Where have the regulators been?  What of the highly vaunted and rigidly regulated SEC watchdogs, diligent investigators and punishing agents so evident in every other part of the financial industry?  What of the IRS?  How has this modern scam, built on mostly lip service delivered by shadowy figures with no backgrounds or credentials, been allowed to pull the wool over the public’s eyes to the extent of hundreds of billions of dollars of losses and theft…if not trillions by the time all the cards from this nearly literal house of cards falls to the ground.

Most cryptocurrency bases of operations are abroad, many of them in what are considered tax havens.  They depend on ‘Ethereum blockchains’ and ‘smart contracts’ to hold and invest the money that investors give them.  What are these blockchains and smart contracts?  Nobody really seems to know, which is part of the ‘charm’ that has helped so many people to send these nearly 10,000 crypto operations investment funds.  Almost sixteen percent of Americans has put money into cryptocurrencies since their inception only a few years ago. There are now cryptocurrency ATMs all around the country.   The lack of public understanding about how cryptocurrency works, or is supposed to work, is a part of the sales package.  That package depends on something that came before.  The desktop, laptop, pad and cell phone computers preceded and the mystique created by the public’s studied lack of capability in dealing with them.  The computer hard and software is deliberately written and built not to be understood by its users.  Computers of the modern era should all be able to let users know about how to do things, like letting users know what’s wrong with the computer, but they can’t.  Instead, experts have to be consulted or called in.

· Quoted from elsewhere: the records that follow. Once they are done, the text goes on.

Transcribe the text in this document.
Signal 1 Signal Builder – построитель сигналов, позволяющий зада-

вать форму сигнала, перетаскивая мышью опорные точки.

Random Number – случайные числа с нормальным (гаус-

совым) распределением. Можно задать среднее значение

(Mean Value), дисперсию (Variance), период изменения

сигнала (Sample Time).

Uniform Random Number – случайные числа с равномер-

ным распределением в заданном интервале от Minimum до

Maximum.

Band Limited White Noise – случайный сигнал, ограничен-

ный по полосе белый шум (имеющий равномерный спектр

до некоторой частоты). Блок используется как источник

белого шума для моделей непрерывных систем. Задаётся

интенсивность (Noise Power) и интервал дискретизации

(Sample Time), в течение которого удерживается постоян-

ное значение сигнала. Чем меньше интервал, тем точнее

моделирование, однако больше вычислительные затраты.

Money is not ‘lost,’ when financial houses go down.  It’s gone alright, but it’s always gone somewhere.  Where it goes usually remains shrouded in secrecy, with only the massive grief of losses suffered trumpeted about.  Where the money put into cryptocurrencies is going remans a mystery.  It’s going to offshore accounts and being converted into real currencies as this is written by the same people who were entrusted to hold and invest the collected funds.  In the Great Depression the U.S. suffered through the money went to Europe.  The great financial houses of Britain and other European countries took the money in return for the U.S. stealing all the manufacturing process, equipment and financial gain from them.

Don’t buy cryptocurrency of any kind, including Bitcoin the biggest of all the crypto operations.  Bitcoins were worth 77,000 a ‘coin’ last year.  A Bitcoin is now worth 17,000.  How’s that for an investment gain?